Section 152: Limited partnerships: further amendments

  1. This section omits section 17 of the Limited Partnerships Act 1907, as a need is not foreseen for this rule-making power (the Registrar’s power in section 1068 of the Companies Act 2006 is sufficient); and inserts Schedule 5 which makes consequential amendments relating to Part 2 of the Act.

Chapter 2 - Miscellaneous provisions about partnerships

Section 153: Registration of qualifying Scottish partnerships

  1. This section gives the Secretary of State the power to make regulations in connection with a qualifying Scottish partnership. A qualifying Scottish partnership for the purpose of this section is defined in subsection (6). It is a partnership other than limited partnership formed under the law of Scotland that meets the definition in regulation 3 of the Partnership (Accounts) Regulations 2008. Qualifying Scottish partnerships are regulated under the Scottish Partnerships (Register of People with Significant Control) Regulations 2017, made under now repealed section 2(2) of the European Communities Act 1972.
  2. Section 153(1) allows for making of provisions (i) requiring delivery of information to the Registrar, (ii) requiring identity verification from the managing officers of qualifying Scottish partnerships and (iii) corresponding or similar to any provision relating to companies or limited partnerships.
  3. Under section 153(2) regulations may create summary offences punishable with a fine.
  4. Section 153(3) and (4) clarify the relationship between the elements of section 153(1).
  5. Section 153(6) defines certain terms used in this section, such as managing officer, qualifying Scottish partnership and the Registrar.

Section 154: Power to amend disqualification legislation in relation to relevant entities: GB

  1. This section inserts new section 22I into the Company Directors Disqualification Act 1986 (CDDA1986).

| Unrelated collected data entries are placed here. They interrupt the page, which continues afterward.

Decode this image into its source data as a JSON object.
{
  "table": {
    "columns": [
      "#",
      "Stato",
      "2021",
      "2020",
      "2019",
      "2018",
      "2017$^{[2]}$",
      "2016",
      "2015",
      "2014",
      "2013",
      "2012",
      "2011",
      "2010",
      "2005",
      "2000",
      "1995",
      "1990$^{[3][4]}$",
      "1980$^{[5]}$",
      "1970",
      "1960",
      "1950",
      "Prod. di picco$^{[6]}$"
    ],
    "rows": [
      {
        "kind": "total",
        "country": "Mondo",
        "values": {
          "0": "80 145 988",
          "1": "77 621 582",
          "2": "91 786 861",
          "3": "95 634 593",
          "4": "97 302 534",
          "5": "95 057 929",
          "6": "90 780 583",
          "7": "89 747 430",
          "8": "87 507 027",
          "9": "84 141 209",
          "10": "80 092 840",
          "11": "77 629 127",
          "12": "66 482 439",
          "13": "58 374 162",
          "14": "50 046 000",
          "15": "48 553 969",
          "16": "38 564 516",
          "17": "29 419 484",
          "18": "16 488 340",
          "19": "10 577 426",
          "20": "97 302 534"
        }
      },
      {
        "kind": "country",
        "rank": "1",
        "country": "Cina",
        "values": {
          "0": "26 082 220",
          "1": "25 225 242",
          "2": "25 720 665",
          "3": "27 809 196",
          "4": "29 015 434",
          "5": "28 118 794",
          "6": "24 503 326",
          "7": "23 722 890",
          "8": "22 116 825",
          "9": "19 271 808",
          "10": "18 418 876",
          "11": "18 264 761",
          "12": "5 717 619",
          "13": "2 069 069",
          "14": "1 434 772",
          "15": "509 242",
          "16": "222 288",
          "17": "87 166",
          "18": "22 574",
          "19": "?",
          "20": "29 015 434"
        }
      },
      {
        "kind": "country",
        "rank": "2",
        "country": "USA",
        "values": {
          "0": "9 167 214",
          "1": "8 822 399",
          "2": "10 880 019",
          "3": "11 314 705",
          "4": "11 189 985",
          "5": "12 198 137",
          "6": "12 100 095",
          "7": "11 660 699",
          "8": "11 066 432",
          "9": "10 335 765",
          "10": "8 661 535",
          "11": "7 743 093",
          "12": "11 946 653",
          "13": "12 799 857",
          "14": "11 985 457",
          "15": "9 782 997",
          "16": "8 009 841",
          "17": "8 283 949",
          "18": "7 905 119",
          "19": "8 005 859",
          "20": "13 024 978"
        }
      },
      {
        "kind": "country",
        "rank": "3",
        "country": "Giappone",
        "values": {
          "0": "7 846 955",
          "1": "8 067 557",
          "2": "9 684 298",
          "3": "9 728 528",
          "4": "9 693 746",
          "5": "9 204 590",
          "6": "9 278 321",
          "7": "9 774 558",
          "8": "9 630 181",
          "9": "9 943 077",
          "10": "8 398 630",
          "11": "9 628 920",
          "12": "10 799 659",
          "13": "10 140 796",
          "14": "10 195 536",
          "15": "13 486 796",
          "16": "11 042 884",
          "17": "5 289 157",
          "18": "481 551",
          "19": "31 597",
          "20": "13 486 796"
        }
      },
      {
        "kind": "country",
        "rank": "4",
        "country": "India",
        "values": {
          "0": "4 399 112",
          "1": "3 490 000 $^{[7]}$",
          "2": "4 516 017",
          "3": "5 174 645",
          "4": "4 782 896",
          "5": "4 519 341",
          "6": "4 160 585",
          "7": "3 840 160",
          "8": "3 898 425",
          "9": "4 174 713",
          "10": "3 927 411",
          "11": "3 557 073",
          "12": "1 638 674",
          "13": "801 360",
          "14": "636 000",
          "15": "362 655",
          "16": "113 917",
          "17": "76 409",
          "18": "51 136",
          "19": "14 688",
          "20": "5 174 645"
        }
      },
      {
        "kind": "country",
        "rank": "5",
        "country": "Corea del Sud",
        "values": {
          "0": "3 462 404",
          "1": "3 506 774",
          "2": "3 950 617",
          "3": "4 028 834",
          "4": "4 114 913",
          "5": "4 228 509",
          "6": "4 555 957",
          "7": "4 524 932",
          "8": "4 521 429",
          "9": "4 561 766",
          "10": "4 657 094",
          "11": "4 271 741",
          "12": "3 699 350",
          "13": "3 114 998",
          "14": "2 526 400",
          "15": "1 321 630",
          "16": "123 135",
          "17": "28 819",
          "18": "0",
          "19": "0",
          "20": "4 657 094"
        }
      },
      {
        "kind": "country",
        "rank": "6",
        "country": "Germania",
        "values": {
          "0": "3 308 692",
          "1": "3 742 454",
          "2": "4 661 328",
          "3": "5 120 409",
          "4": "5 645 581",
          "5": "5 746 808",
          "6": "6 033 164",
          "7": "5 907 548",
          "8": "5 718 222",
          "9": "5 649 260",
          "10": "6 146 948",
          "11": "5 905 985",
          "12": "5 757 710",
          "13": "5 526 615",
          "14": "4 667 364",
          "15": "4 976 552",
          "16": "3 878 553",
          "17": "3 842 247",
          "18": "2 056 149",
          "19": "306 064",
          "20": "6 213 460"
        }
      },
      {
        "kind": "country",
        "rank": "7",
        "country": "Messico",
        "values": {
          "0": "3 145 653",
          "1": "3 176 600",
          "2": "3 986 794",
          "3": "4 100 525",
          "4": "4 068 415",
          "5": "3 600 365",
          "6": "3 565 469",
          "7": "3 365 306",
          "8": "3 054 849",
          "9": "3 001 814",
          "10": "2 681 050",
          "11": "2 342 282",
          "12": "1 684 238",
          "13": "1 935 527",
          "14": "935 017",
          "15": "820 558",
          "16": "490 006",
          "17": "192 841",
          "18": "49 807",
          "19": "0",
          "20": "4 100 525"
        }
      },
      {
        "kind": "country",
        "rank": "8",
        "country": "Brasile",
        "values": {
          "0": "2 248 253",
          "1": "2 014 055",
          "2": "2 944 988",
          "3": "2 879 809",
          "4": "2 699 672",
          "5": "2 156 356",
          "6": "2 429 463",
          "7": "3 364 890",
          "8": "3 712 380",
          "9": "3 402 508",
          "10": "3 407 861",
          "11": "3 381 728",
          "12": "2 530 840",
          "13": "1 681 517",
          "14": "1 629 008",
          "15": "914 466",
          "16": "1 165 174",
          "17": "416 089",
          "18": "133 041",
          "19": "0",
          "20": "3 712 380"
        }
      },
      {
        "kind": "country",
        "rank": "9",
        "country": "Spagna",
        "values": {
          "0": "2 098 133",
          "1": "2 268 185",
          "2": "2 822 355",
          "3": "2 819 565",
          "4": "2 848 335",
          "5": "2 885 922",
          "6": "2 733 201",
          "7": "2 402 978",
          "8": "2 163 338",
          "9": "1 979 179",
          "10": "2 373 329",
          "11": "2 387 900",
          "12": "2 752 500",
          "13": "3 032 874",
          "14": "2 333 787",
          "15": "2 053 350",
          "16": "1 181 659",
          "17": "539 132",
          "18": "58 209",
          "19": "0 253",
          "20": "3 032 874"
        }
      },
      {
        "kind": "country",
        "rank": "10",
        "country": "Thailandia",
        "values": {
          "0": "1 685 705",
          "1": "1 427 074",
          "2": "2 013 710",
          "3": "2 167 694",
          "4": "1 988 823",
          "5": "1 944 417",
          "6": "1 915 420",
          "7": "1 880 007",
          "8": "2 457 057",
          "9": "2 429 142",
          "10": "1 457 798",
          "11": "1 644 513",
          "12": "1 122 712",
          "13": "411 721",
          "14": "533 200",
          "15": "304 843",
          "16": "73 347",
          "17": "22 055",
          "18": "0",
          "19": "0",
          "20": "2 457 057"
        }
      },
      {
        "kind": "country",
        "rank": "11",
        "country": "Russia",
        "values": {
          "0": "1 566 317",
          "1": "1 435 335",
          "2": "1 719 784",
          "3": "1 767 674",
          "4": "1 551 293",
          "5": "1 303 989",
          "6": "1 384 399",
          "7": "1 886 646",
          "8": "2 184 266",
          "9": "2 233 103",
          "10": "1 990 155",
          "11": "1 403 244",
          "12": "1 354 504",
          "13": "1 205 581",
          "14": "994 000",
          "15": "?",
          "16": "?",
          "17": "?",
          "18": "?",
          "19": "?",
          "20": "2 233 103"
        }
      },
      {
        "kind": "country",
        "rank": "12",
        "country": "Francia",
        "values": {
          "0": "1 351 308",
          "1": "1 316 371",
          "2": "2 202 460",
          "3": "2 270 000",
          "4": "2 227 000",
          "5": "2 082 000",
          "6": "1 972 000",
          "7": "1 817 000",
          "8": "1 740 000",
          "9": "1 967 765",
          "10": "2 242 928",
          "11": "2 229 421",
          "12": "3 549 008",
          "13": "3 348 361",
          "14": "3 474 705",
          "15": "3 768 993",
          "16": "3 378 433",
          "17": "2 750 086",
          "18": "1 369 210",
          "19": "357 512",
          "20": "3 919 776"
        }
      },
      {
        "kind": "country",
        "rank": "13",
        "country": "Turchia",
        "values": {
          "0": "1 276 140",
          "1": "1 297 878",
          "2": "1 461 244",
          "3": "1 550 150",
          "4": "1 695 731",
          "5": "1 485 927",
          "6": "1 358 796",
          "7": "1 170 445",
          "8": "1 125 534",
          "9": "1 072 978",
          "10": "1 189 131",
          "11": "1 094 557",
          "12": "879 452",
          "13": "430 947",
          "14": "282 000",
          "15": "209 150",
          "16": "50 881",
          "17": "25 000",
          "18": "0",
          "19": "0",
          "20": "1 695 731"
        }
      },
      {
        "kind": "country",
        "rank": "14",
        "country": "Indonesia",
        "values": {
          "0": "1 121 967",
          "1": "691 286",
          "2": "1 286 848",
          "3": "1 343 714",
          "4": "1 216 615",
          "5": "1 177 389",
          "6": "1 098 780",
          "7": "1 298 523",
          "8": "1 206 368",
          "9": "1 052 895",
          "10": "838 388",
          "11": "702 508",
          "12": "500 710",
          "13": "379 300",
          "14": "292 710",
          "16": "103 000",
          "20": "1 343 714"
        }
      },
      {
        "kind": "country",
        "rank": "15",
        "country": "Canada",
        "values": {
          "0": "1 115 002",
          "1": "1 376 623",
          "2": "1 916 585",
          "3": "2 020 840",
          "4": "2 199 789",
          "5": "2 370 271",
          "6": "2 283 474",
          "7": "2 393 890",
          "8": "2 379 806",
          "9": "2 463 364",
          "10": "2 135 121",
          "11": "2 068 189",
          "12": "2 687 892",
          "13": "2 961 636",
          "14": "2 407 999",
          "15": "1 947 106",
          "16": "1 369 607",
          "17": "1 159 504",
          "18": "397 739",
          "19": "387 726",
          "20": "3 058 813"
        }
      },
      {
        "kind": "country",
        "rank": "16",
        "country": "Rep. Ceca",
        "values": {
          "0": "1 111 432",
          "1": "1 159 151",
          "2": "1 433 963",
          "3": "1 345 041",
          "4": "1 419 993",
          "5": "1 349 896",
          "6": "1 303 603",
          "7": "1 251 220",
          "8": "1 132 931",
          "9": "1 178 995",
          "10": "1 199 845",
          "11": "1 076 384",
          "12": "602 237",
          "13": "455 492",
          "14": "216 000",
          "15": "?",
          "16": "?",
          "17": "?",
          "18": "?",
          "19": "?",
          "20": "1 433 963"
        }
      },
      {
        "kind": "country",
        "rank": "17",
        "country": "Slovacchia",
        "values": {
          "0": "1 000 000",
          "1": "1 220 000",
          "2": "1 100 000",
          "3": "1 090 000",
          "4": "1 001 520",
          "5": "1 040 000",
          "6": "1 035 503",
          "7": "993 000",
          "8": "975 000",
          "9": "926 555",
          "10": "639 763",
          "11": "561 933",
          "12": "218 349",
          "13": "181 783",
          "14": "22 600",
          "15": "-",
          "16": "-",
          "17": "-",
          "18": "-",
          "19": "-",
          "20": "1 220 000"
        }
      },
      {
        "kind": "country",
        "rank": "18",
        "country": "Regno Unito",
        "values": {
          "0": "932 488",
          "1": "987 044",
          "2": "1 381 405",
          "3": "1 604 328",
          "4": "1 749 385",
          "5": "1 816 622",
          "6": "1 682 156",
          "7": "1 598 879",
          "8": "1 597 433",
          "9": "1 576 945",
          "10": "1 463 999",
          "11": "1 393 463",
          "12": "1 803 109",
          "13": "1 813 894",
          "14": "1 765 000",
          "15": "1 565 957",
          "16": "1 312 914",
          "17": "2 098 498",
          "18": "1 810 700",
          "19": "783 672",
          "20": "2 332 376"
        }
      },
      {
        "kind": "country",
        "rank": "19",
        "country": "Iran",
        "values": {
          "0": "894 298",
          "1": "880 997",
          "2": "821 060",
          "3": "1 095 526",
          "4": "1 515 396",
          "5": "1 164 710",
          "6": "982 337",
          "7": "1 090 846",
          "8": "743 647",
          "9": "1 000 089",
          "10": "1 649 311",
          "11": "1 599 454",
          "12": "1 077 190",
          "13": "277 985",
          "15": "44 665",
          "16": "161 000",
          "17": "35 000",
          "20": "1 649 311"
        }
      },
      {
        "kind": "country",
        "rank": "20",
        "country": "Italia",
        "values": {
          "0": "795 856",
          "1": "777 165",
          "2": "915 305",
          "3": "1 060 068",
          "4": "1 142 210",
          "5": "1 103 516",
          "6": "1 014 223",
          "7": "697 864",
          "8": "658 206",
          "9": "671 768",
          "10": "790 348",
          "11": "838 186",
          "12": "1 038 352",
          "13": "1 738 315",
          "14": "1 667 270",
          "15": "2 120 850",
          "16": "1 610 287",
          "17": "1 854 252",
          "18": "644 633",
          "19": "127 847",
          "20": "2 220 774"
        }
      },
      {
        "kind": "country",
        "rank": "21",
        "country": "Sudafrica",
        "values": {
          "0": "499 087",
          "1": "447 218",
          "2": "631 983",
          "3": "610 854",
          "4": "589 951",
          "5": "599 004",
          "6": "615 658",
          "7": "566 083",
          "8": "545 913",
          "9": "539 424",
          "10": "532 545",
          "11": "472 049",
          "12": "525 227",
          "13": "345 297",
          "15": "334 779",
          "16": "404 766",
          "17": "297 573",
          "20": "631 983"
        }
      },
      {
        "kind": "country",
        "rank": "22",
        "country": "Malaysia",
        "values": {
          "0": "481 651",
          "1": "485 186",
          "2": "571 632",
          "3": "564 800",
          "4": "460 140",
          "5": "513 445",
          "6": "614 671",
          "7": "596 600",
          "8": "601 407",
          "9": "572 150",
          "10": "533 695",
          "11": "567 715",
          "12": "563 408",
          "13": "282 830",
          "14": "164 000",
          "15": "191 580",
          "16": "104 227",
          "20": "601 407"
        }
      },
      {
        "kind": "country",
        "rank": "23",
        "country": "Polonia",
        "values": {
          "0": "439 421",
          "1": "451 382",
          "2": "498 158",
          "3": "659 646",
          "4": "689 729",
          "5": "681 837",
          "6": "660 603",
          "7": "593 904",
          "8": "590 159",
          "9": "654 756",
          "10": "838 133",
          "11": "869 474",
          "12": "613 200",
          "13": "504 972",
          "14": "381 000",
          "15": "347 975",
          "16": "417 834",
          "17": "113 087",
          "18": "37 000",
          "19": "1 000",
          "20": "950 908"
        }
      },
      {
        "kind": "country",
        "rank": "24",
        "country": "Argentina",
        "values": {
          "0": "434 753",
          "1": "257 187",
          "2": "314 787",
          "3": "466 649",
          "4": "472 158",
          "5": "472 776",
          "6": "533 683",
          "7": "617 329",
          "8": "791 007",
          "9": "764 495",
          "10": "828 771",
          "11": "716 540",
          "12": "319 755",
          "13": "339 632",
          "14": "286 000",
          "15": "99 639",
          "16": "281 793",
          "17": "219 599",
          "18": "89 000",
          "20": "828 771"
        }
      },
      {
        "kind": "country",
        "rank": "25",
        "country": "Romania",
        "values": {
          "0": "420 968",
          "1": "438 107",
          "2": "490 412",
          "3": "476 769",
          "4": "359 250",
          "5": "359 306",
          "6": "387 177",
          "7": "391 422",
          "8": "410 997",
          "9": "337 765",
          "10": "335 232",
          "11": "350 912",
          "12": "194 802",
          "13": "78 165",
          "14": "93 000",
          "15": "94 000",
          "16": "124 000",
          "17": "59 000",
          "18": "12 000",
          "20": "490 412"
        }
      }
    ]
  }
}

This new section allows the Secretary of State to make regulations which extends the application of the CDDA1986 so that the general partners of a limited partnership can be disqualified from acting as general partners of limited partnerships or from otherwise acting in management roles in other sorts of business association.
  2. The regulation-making power also allows for similar extensions of disqualification legislation to limited liability partnerships and qualifying Scottish partnerships.
  3. It is anticipated that, amongst other things, the power in this new section will be used to make a number of consequential amendments to the Limited Partnership Act 1907, including:
    1. amend the definition of "disqualified under the directors disqualification legislation" to take account of courts being able to give permissions to act as general partners and to be registered officers; and
    2. introduce requirements for statements to be given when general partners or registered officers would be disqualified but for the permission of the court to act or licences granted under SAMLA 2018.

Section 155: Power to amend disqualification legislation in relation to relevant entities: NI

  1. This section inserts new Article 25D into the Company Directors Disqualification (Northern Ireland) Order 2002 by inserting a power for the Secretary of State to make regulations that would provide that the general partners of a limited partnership can be disqualified from acting as general partners of limited partnerships or from otherwise acting in management roles in other sorts of business association.
  2. The regulation-making power also allows for similar extensions of disqualification legislation to limited liability partnerships.
  3. It is anticipated that, amongst other things, the power in this new Article will be used to make a number of consequential amendments to the Limited Partnership Act 1907, including:
    1. amend the definition of "disqualified under the directors disqualification legislation" to take account of courts being able to give permissions to act as general partners and to be registered officers; and
    2. introduce requirements for statements to be given when general partners or registered officers would be disqualified but for the permission of the court to act or licences granted under SAMLA 2018.